Irish Language in Northern Ireland

Irish Language In Northern Ireland

The Irish language (also known as Irish Gaelic) (Irish: Gaeilge) is a minority language in Northern Ireland. The dialect spoken there is known as Ulster Irish.

According to the 2001 Census, 167,487 people (10.4% of the population) had "some knowledge of Irish" with the highest concentrations of Irish speakers found in Belfast, Derry, Newry and south Armagh, central Tyrone (between Dungannon and Omagh), and southern County Londonderry (near Maghera).

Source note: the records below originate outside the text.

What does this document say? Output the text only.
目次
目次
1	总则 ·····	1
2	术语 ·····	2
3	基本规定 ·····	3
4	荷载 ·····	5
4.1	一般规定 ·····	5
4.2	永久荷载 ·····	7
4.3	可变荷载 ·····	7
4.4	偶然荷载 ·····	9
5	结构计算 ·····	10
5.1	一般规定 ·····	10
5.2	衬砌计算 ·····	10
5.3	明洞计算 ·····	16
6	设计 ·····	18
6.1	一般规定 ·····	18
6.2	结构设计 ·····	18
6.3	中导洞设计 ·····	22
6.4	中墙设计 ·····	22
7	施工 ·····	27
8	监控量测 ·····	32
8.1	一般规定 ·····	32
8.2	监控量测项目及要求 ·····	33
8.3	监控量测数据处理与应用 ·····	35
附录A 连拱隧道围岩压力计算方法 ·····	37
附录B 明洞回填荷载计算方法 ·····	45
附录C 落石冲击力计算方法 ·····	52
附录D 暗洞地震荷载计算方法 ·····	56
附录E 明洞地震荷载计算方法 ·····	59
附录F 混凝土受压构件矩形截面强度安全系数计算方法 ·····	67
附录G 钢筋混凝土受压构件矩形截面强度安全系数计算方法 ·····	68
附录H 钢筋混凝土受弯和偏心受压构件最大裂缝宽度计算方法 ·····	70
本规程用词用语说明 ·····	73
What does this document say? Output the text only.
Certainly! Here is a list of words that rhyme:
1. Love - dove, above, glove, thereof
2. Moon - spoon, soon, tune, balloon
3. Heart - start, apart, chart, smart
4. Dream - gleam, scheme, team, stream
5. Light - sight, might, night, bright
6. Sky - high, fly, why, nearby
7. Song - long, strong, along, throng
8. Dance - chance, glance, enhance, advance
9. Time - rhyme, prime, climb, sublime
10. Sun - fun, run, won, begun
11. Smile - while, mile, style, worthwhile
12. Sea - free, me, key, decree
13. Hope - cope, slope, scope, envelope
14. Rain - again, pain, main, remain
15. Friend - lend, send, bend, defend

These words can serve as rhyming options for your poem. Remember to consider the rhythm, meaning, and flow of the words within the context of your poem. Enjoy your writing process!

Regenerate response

Read more about Irish Language In Northern Ireland:  History, Status, Education, Media

Famous quotes containing the words northern ireland, irish, language, northern and/or ireland:

    ... in Northern Ireland, if you don’t have basic Christianity, rather than merely religion, all you get out of the experience of living is bitterness.
    Bernadette Devlin (b. 1947)

    For every nineteenth-century middle-class family that protected its wife and child within the family circle, there was an Irish or a German girl scrubbing floors in that home, a Welsh boy mining coal to keep the home-baked goodies warm, a black girl doing the family laundry, a black mother and child picking cotton to be made into clothes for the family, and a Jewish or an Italian daughter in a sweatshop making “ladies” dresses or artificial flowers for the family to purchase.
    Stephanie Coontz (20th century)

    A president, however, must stand somewhat apart, as all great presidents have known instinctively. Then the language which has the power to survive its own utterance is the most likely to move those to whom it is immediately spoken.
    J.R. Pole (b. 1922)

    [During the Renaissance] the Italians said, “We are one in the Father: we will go back.” The Northern races said, “We are one in Christ, we will go on.”
    —D.H. (David Herbert)

    The tragedy of Northern Ireland is that it is now a society in which the dead console the living.